Graduate students are involved in research projects beginning in their first semester at JHU. Students are free to explore different areas of research by working on short research projects with different advisers. A series of seminars, presentations and orientation events held in the fall semester help introduce students to the faculty in the department so that they can choose their first project. Such projects may last a semester or a year; they might become the prelude to their thesis work or may focus on a completely separate topic. In many cases, the projects lead to published research papers. By the end of their second year, students have typically completed their required graduate classes, have explored several different research directions and are in a good position to choose a thesis topic and a thesis advisor. Students start thesis research no later than fall of their 3rd year and graduate at the end of the 5th or 6th year.

It is departmental policy that all graduate students in good standing are supported through fellowships, research assistantships and / or teaching assistantships for up to six years. The financial package covers the tuition and student health insurance, and provides a stipend commensurate with that of other leading research institutions. We have designed our graduate program in such a way that indeed most students earn their PhD in six years or less.


We strongly encourage prospective and enrolled students eligible for external fellowships to apply for them. For graduate students already enrolled, research and academic advisors provide assistance and support in applying for NSF fellowships, NASA fellowships, etc. Faculty and staff nominate graduate students for departmental and university fellowships, and applications are reviewed by the graduate program committee and / or the department chair.

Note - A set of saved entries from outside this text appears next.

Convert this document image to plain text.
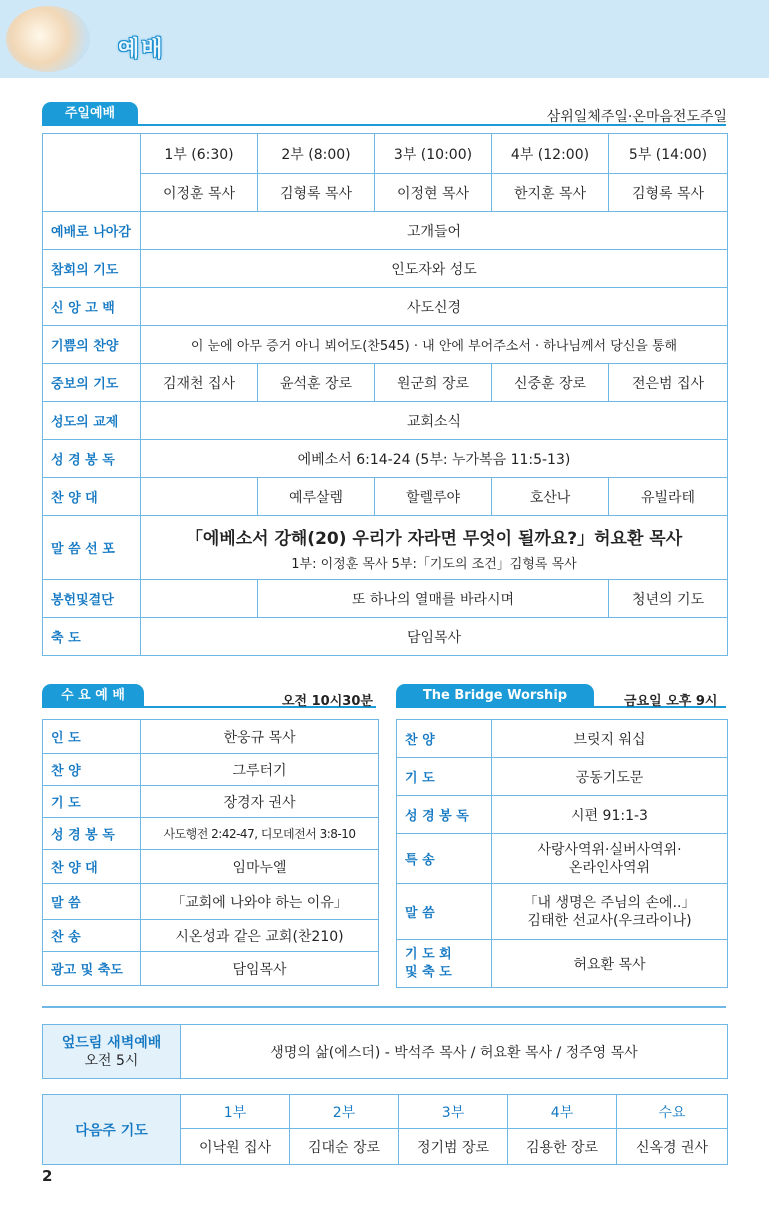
예배
주일예배	삼위일체주일·온마음전도주일
	1부 (6:30)	2부 (8:00)	3부 (10:00)	4부 (12:00)	5부 (14:00)
	이정훈 목사	김형록 목사	이정현 목사	한지훈 목사	김형록 목사
예배로 나아감	고개들어				
참회의 기도	인도자와 성도				
신 앙 고 백	사도신경				
기쁨의 찬양	이 눈에 아무 증거 아니 뵈어도(찬545) · 내 안에 부어주소서 · 하나님께서 당신을 통해				
중보의 기도	김재천 집사	윤석훈 장로	원군희 장로	신중훈 장로	전은범 집사
성도의 교제	교회소식				
성 경 봉 독	에베소서 6:14-24 (5부: 누가복음 11:5-13)				
찬 양 대		예루살렘	할렐루야	호산나	유빌라테
말 씀 선 포	「에베소서 강해(20) 우리가 자라면 무엇이 될까요?」허요환 목사
1부: 이정훈 목사 5부:「기도의 조건」김형록 목사				

봉헌및결단		또 하나의 열매를 바라시며			청년의 기도
축 도	담임목사				
수 요 예 배	오전 10시30분
인 도	한웅규 목사
찬 양	그루터기
기 도	장경자 권사
성 경 봉 독	사도행전 2:42-47, 디모데전서 3:8-10
찬 양 대	임마누엘
말 씀	「교회에 나와야 하는 이유」
찬 송	시온성과 같은 교회(찬210)
광고 및 축도	담임목사
The Bridge Worship	금요일 오후 9시
찬 양	브릿지 워십
기 도	공동기도문
성 경 봉 독	시편 91:1-3
특 송	사랑사역위·실버사역위·
온라인사역위

말 씀	「내 생명은 주님의 손에..」
김태한 선교사(우크라이나)

기 도 회
및 축 도	허요환 목사
엎드림 새벽예배
오전 5시	생명의 삶(에스더) - 박석주 목사 / 허요환 목사 / 정주영 목사
다음주 기도	1부	2부	3부	4부	수요
	이낙원 집사	김대순 장로	정기범 장로	김용한 장로	신옥경 권사
2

The University Research Office maintains an up-to-date list of graduate student funding opportunities

Teaching and research assistantships

Teaching and research assistantships are equivalent in terms of stipend and benefits. Most students are supported by teaching assistantships during their first year. In subsequent years, they may be supported by teaching assistantships or research assistantships depending on availability of external funding and research performance. Students should discuss funding options with their advisors well in advance of the semester in question. Teaching assistantships in year six and beyond should be requested by the student and the advisor by application to the graduate program committee. Continuation in the program and financial support of any kind in year seven and beyond should also be requested by the student and the advisor by application to the graduate program committee. In evaluating these requests, the graduate program committee takes into consideration whether the student is on a clear path to graduation, whether the student is making good progress and whether the extension is necessitated by the scope of the thesis.


Graduate Policies

Statement of the Rights and Responsibilities of PhD Students at Johns Hopkins University

Ph.D. education is fundamental to the University’s teaching and research mission. For an intellectual community of scholars to flourish, it is important to acknowledge the principles that underlie the compact between Ph.D. students, the faculty, and other members of the University community.

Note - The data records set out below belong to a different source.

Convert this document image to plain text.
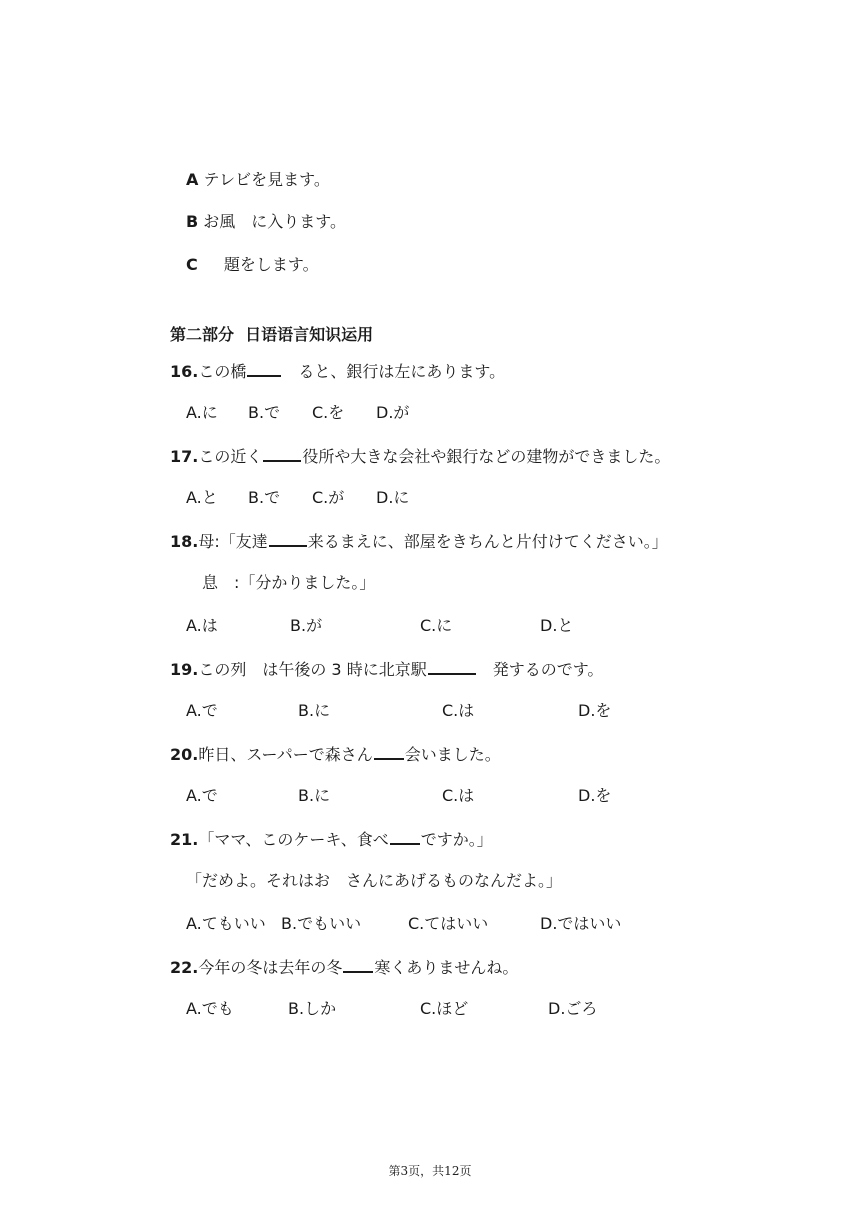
A テレビを見ます。
B お風　に入ります。
C  　題をします。
第二部分  日语语言知识运用
16.この橋　ると、銀行は左にあります。
A.に B.で C.を D.が
17.この近く	役所や大きな会社や銀行などの建物ができました。
A.と B.で C.が D.に
18.母:「友達	来るまえに、部屋をきちんと片付けてください。」
息　:「分かりました。」
A.は	B.が	C.に	D.と
19.この列　は午後の 3 時に北京駅	　発するのです。
A.で	B.に	C.は	D.を
20.昨日、スーパーで森さん 会いました。
A.で	B.に	C.は	D.を
21.「ママ、このケーキ、食べ ですか。」
「だめよ。それはお　さんにあげるものなんだよ。」
A.てもいい B.でもいい	C.てはいい	D.ではいい
22.今年の冬は去年の冬 寒くありませんね。
A.でも	B.しか	C.ほど	D.ごろ
第3页，共12页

It is in this spirit that the Doctor of Philosophy Board, in collaboration with faculty and students from across the University, has articulated a statement of rights and responsibilities for doctoral students at Johns Hopkins. The principles described in this document are to be realized in policies established by the various Schools of the University; the Schools will also develop mechanisms to monitor and enforce such policies.

Graduate Board

The Homewood Graduate Board is a subcommittee of the Academic Council of the Schools of Arts and Sciences and Engineering, and is responsible for the administration of policies and procedures for the award Doctor of Philosophy, PhD of the Schools of Arts and Sciences and Engineering, and for master’s degrees in the School of Arts and Sciences.

Office of Institutional Equity – Title IX Information

Title IX of the Education Amendments of 1972 (“Title IX”) prohibits discrimination with a basis on sex in any federally-funded education program or activity. Title IX affects almost every facet of JHU.